I am going to share something that I normally don't but have felt like I needed to.  This is not intended to lift me up or put me on a pedestal but rather share an experience that has helped me understand how blessed I really have been through this entire experience.  I have several friends who have been going through some struggles recently.  I feel their trials have been pretty heavy and wanted to help in any way I could possibly.  Sometimes it isn't about physical things we do for people.  I learned in my youth that you can pray to have our blessings reallocated if you will.  So I prayed that the blessings I had been receiving would be passed on to my friends who were struggling.  I really didn't expect to happen what happened next.  For the next 3 weeks I felt my blessings go.  I was in a great deal of pain from my treatments and didn't recover like I had been previously.  After several treatments I still couldn't recover.  Physically and mentally I was exhausted and just felt like blah.  I really can't describe how I felt but it was so different than what I had been experiencing.  There is no doubt in my mind that the blessings people have prayed that I would get were passed on to others (I willingly asked for and hoped this would happen).  My hope is that their burden was made somewhat lighter and that they were able to feel some peace during that time. 

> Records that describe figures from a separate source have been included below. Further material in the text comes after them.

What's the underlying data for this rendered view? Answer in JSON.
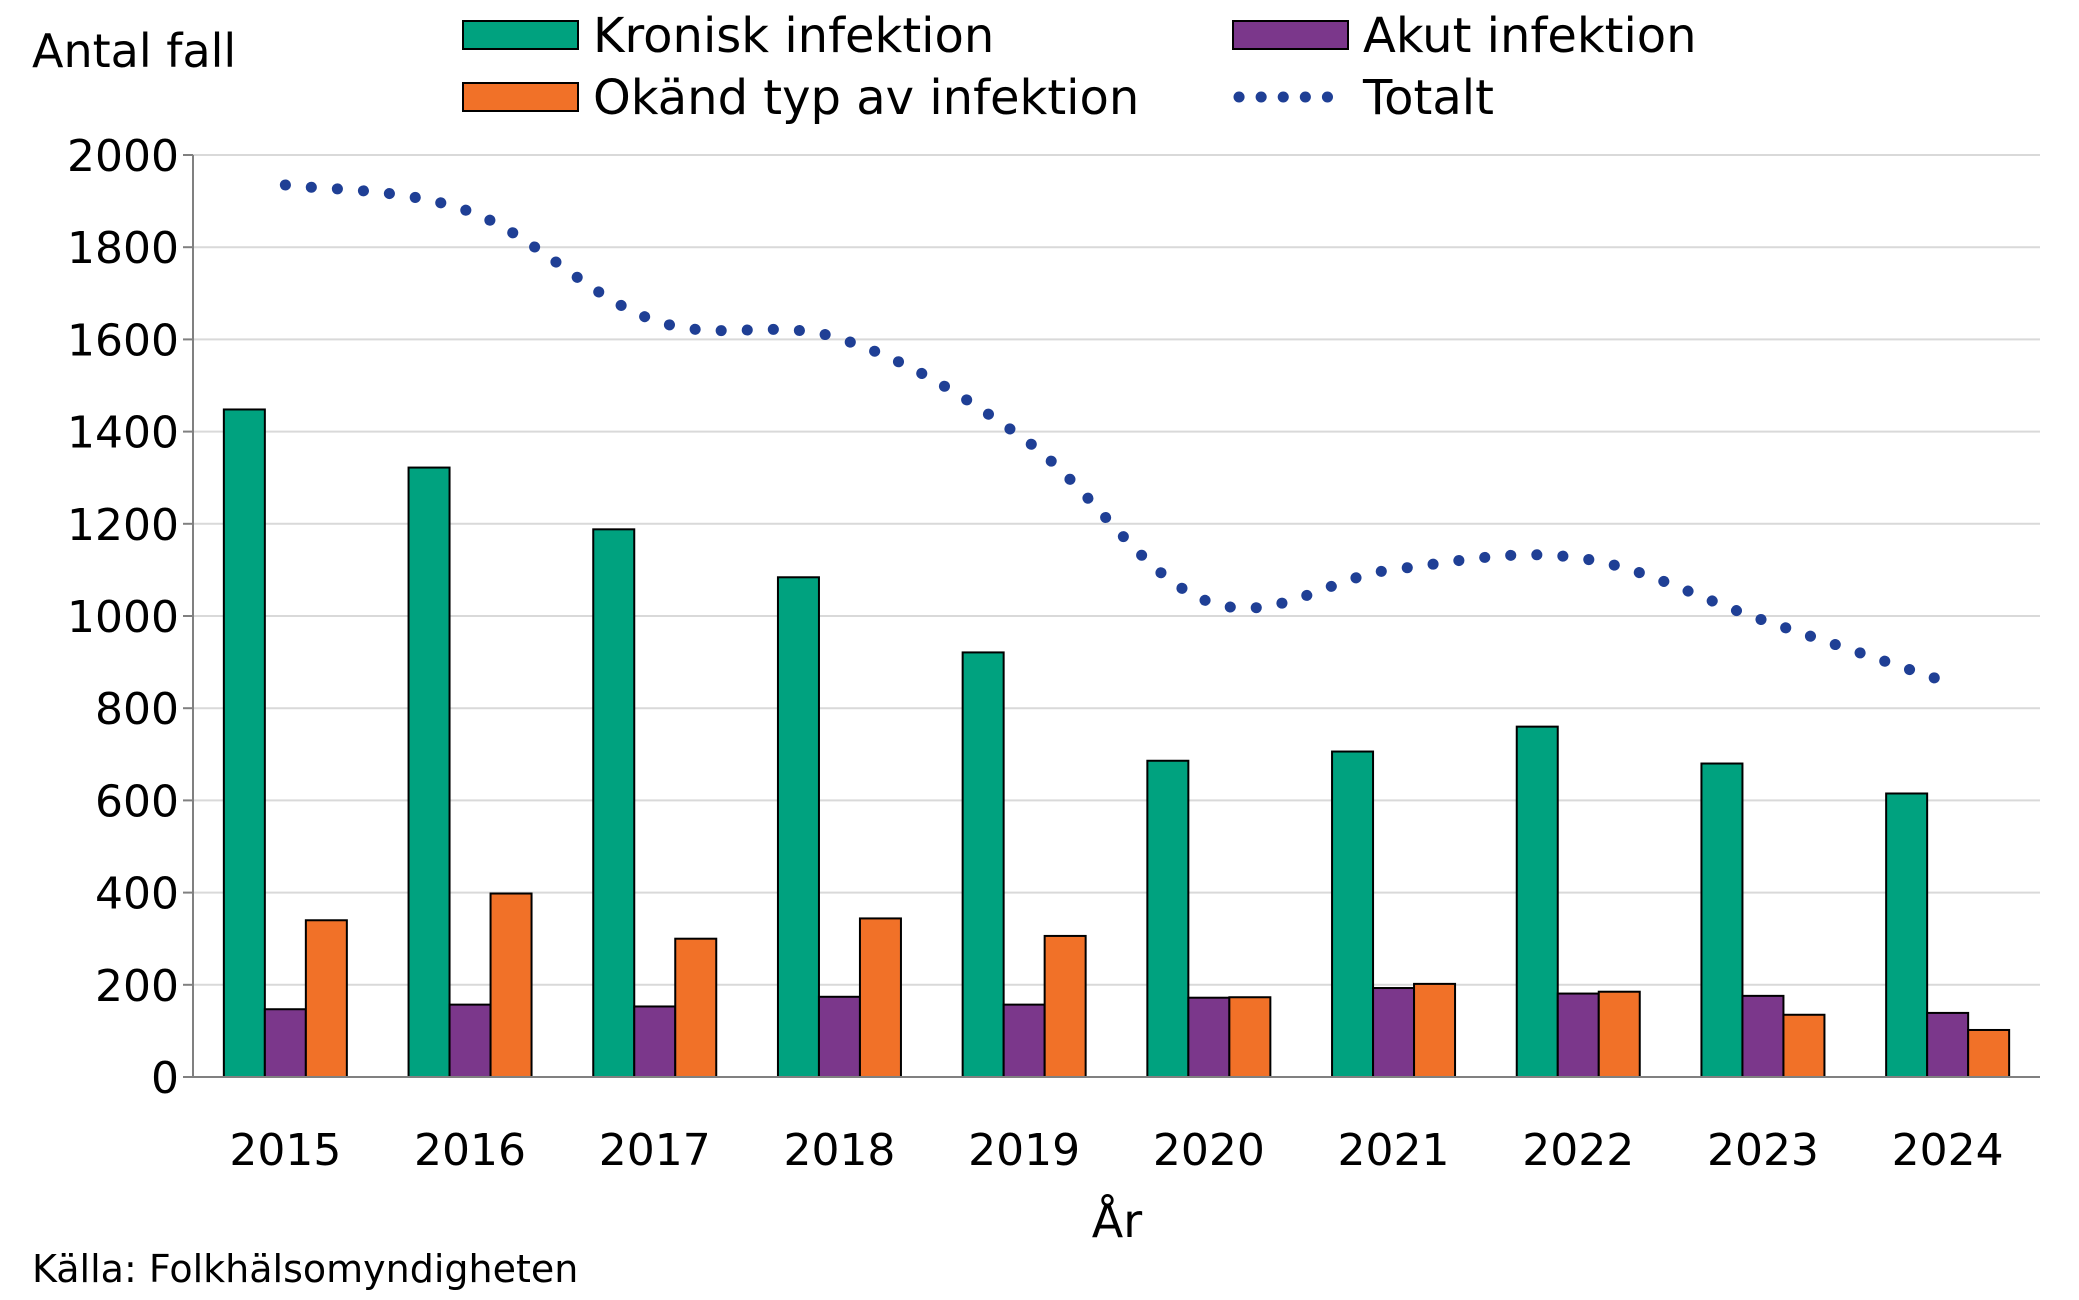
{
  "chart_data": {
    "type": "bar",
    "title": "",
    "ylabel": "Antal fall",
    "xlabel": "År",
    "source": "Källa: Folkhälsomyndigheten",
    "ylim": [
      0,
      2000
    ],
    "yticks": [
      0,
      200,
      400,
      600,
      800,
      1000,
      1200,
      1400,
      1600,
      1800,
      2000
    ],
    "grid": true,
    "legend_position": "top",
    "categories": [
      "2015",
      "2016",
      "2017",
      "2018",
      "2019",
      "2020",
      "2021",
      "2022",
      "2023",
      "2024"
    ],
    "series": [
      {
        "name": "Kronisk infektion",
        "kind": "bar",
        "color": "#00a27f",
        "values": [
          1448,
          1322,
          1188,
          1084,
          921,
          686,
          706,
          760,
          680,
          615
        ]
      },
      {
        "name": "Akut infektion",
        "kind": "bar",
        "color": "#7b378b",
        "values": [
          147,
          157,
          153,
          174,
          157,
          172,
          193,
          181,
          176,
          139
        ]
      },
      {
        "name": "Okänd typ av infektion",
        "kind": "bar",
        "color": "#f17128",
        "values": [
          340,
          398,
          300,
          344,
          306,
          173,
          202,
          185,
          135,
          102
        ]
      },
      {
        "name": "Totalt",
        "kind": "line",
        "color": "#1f3f95",
        "values": [
          1935,
          1877,
          1641,
          1602,
          1384,
          1031,
          1101,
          1126,
          991,
          856
        ]
      }
    ]
  }
}
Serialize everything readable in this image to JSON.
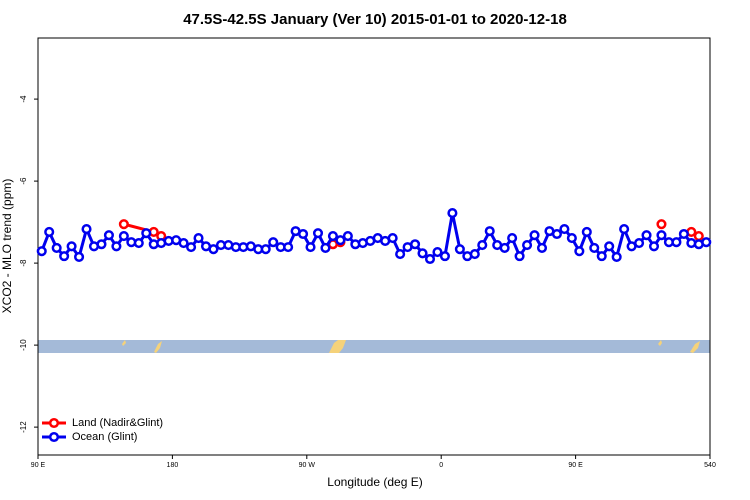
{
  "chart_data": {
    "type": "line",
    "title": "47.5S-42.5S January (Ver 10)   2015-01-01 to 2020-12-18",
    "x_label": "Longitude (deg E)",
    "y_label": "XCO2 - MLO trend (ppm)",
    "xlim": [
      90,
      540
    ],
    "xticks": [
      {
        "value": 90,
        "label": "90 E"
      },
      180,
      {
        "value": 270,
        "label": "90 W"
      },
      {
        "value": 360,
        "label": "0"
      },
      {
        "value": 450,
        "label": "90 E"
      },
      540
    ],
    "ylim": [
      -12.68,
      -2.51
    ],
    "yticks": [
      -4,
      -6,
      -8,
      -10,
      -12
    ],
    "legend": "bottom-left",
    "series": [
      {
        "name": "Land (Nadir&Glint)",
        "color": "#ff0000",
        "x": [
          147.5,
          167.5,
          172.5,
          230,
          287.5,
          292.5,
          400,
          507.5,
          517.5,
          527.5,
          532.5
        ],
        "values": [
          -7.05,
          -7.24,
          -7.34,
          null,
          -7.54,
          -7.49,
          null,
          -7.05,
          null,
          -7.24,
          -7.34
        ]
      },
      {
        "name": "Ocean (Glint)",
        "color": "#0000ee",
        "x": [
          92.5,
          97.5,
          102.5,
          107.5,
          112.5,
          117.5,
          122.5,
          127.5,
          132.5,
          137.5,
          142.5,
          147.5,
          152.5,
          157.5,
          162.5,
          167.5,
          172.5,
          177.5,
          182.5,
          187.5,
          192.5,
          197.5,
          202.5,
          207.5,
          212.5,
          217.5,
          222.5,
          227.5,
          232.5,
          237.5,
          242.5,
          247.5,
          252.5,
          257.5,
          262.5,
          267.5,
          272.5,
          277.5,
          282.5,
          287.5,
          292.5,
          297.5,
          302.5,
          307.5,
          312.5,
          317.5,
          322.5,
          327.5,
          332.5,
          337.5,
          342.5,
          347.5,
          352.5,
          357.5,
          362.5,
          367.5,
          372.5,
          377.5,
          382.5,
          387.5,
          392.5,
          397.5,
          402.5,
          407.5,
          412.5,
          417.5,
          422.5,
          427.5,
          432.5,
          437.5,
          442.5,
          447.5,
          452.5,
          457.5,
          462.5,
          467.5,
          472.5,
          477.5,
          482.5,
          487.5,
          492.5,
          497.5,
          502.5,
          507.5,
          512.5,
          517.5,
          522.5,
          527.5,
          532.5,
          537.5
        ],
        "values": [
          -7.71,
          -7.24,
          -7.63,
          -7.83,
          -7.59,
          -7.85,
          -7.17,
          -7.59,
          -7.54,
          -7.32,
          -7.59,
          -7.34,
          -7.49,
          -7.51,
          -7.27,
          -7.54,
          -7.51,
          -7.46,
          -7.44,
          -7.51,
          -7.61,
          -7.39,
          -7.59,
          -7.66,
          -7.56,
          -7.56,
          -7.61,
          -7.61,
          -7.59,
          -7.66,
          -7.66,
          -7.49,
          -7.61,
          -7.61,
          -7.22,
          -7.29,
          -7.61,
          -7.27,
          -7.63,
          -7.34,
          -7.44,
          -7.34,
          -7.54,
          -7.51,
          -7.46,
          -7.39,
          -7.46,
          -7.39,
          -7.78,
          -7.61,
          -7.54,
          -7.76,
          -7.9,
          -7.73,
          -7.83,
          -6.78,
          -7.66,
          -7.83,
          -7.78,
          -7.56,
          -7.22,
          -7.56,
          -7.63,
          -7.39,
          -7.83,
          -7.56,
          -7.32,
          -7.63,
          -7.22,
          -7.29,
          -7.17,
          -7.39,
          -7.71,
          -7.24,
          -7.63,
          -7.83,
          -7.59,
          -7.85,
          -7.17,
          -7.59,
          -7.51,
          -7.32,
          -7.59,
          -7.32,
          -7.49,
          -7.49,
          -7.29,
          -7.51,
          -7.54,
          -7.49
        ]
      }
    ]
  }
}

The biggest thing this really did for me was helped me to realize how truly blessed I am.  If I felt the way I did for those 3 weeks for a longer period of time it would be awful and I am not sure how I would function.  Fortunately I have felt those blessings come back and am feeling soooo much better now.  Most of the pain is gone and the blah feeling has gone away.  The power of prayer does work and God works in his ways (and through his children) to help all of our burdens be lightened.